Something else that interests me about Black History month is the amount of lies that are either passed off as or neglected as Black history. For example, many don’t know that Elvis Presley stole much of his music from Black musicians such as Little Walters and Willie Mae “Big Mama” Thornton. Lincoln did not free the slaves from the goodness of his heart. He was a man with a plan: he wanted to win a war, and knew he couldn’t do it without freeing the slaves.
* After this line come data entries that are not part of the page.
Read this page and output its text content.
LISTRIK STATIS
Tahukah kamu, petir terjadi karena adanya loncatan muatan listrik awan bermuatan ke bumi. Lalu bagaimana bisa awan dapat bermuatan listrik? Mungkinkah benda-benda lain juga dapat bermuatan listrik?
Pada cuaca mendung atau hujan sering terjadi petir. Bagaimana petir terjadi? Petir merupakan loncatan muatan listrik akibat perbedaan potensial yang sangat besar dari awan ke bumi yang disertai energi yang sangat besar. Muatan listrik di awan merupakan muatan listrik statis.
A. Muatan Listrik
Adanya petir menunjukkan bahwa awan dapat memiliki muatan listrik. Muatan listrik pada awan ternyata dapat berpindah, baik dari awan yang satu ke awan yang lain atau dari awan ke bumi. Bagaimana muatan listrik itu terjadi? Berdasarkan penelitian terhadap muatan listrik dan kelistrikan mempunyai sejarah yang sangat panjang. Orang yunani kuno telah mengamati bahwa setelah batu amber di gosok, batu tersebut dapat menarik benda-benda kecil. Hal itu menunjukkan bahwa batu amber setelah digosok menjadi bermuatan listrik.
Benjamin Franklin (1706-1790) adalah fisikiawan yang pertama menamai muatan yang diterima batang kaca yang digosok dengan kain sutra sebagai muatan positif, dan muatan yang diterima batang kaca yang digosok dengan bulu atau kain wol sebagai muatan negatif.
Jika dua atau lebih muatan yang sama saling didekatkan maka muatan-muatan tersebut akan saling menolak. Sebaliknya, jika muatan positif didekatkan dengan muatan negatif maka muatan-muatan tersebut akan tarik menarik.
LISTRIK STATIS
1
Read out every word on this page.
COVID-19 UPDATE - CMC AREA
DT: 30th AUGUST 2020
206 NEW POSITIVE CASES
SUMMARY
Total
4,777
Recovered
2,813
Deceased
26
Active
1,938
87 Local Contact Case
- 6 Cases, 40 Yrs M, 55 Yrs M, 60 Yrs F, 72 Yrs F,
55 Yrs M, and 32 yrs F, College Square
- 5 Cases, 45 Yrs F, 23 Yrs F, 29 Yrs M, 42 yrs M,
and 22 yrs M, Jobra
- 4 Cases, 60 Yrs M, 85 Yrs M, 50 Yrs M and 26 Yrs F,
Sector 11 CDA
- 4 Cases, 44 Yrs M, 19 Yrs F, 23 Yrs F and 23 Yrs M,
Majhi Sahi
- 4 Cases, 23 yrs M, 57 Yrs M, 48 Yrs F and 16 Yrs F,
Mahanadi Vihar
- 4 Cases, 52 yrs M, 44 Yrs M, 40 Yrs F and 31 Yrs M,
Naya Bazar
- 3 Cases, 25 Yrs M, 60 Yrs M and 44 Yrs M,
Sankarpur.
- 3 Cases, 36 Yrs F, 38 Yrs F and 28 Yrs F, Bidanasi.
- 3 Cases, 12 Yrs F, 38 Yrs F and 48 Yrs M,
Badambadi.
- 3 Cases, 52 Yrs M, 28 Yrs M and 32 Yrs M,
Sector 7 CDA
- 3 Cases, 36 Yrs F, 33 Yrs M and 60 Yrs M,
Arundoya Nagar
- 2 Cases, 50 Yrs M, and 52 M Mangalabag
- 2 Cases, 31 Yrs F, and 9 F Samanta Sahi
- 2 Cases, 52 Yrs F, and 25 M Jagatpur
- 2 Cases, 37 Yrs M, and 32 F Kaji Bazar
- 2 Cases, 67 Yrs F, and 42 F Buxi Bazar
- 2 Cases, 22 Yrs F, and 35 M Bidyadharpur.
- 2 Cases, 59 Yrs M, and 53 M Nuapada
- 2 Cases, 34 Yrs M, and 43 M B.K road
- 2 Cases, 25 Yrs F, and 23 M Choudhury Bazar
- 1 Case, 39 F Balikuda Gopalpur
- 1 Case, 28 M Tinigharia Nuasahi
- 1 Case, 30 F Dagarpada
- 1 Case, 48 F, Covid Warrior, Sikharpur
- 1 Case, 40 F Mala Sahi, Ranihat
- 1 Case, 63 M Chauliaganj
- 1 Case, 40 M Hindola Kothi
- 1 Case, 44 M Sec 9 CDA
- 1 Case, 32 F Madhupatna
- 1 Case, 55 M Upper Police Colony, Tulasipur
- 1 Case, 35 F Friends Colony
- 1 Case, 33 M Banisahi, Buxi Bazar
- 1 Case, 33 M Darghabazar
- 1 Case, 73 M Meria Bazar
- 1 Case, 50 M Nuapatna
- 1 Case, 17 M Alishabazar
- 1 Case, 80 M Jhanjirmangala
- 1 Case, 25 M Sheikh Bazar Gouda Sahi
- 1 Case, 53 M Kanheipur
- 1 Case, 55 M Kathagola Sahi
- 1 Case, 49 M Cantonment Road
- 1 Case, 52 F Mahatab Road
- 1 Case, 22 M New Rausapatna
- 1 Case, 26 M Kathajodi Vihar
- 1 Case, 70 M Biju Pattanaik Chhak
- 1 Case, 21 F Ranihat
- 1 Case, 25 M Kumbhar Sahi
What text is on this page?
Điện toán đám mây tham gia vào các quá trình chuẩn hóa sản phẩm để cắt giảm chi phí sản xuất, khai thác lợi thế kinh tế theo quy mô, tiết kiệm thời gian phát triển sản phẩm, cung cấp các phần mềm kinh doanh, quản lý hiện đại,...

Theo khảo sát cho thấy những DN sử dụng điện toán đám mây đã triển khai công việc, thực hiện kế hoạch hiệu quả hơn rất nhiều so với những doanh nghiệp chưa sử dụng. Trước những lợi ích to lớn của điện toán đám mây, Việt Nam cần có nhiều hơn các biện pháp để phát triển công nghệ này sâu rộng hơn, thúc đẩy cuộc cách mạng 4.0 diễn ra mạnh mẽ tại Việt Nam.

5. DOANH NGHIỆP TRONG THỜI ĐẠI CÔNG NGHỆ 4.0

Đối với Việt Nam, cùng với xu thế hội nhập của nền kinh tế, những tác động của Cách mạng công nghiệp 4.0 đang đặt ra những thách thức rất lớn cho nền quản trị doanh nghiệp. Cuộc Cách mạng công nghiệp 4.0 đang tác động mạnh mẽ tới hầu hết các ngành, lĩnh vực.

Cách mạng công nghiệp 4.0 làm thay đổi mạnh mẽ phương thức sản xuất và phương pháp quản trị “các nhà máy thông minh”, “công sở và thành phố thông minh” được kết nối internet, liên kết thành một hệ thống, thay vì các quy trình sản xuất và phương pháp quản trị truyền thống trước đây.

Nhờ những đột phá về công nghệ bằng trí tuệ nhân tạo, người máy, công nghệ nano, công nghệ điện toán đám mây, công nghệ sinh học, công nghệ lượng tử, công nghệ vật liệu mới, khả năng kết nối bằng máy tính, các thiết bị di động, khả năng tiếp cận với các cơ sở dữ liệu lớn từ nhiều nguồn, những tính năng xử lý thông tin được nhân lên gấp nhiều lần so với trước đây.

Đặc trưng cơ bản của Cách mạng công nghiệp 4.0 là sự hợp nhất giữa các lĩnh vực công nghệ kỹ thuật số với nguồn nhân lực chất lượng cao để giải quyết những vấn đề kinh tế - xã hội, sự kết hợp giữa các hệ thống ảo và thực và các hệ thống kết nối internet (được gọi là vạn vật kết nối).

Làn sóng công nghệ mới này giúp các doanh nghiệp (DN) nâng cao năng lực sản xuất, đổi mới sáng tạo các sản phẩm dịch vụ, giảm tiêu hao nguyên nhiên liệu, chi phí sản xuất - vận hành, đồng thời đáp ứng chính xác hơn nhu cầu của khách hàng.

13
Black History Month cannot be mentioned without racial discrimination being brought up as well. It is something that is still being fought today. I know that a lot of people would like to believe that it doesn’t exist and that everyone is the same, but that’s  simply not the case. There will always be racial discrimination as long as it is not talked about and brought to light. Rather than practicing color blindness, which rejects that there is still racial discrimination and even that racial minorities still have social issues to deal with, Georgetown College has made attempts to reconcile the racial differences some may have. The fact that this article exists is proof that Georgetown College is trying to make a difference. The diversity programs are another effort. Fifty years ago, a step team wouldn’t have even been an option at this institution, and neither would a gospel choir. Georgetown has both of those and other events and opportunities that allow minorities to hold true to themselves.

Information for this article obtained at: historynet.com and ashbrook.org.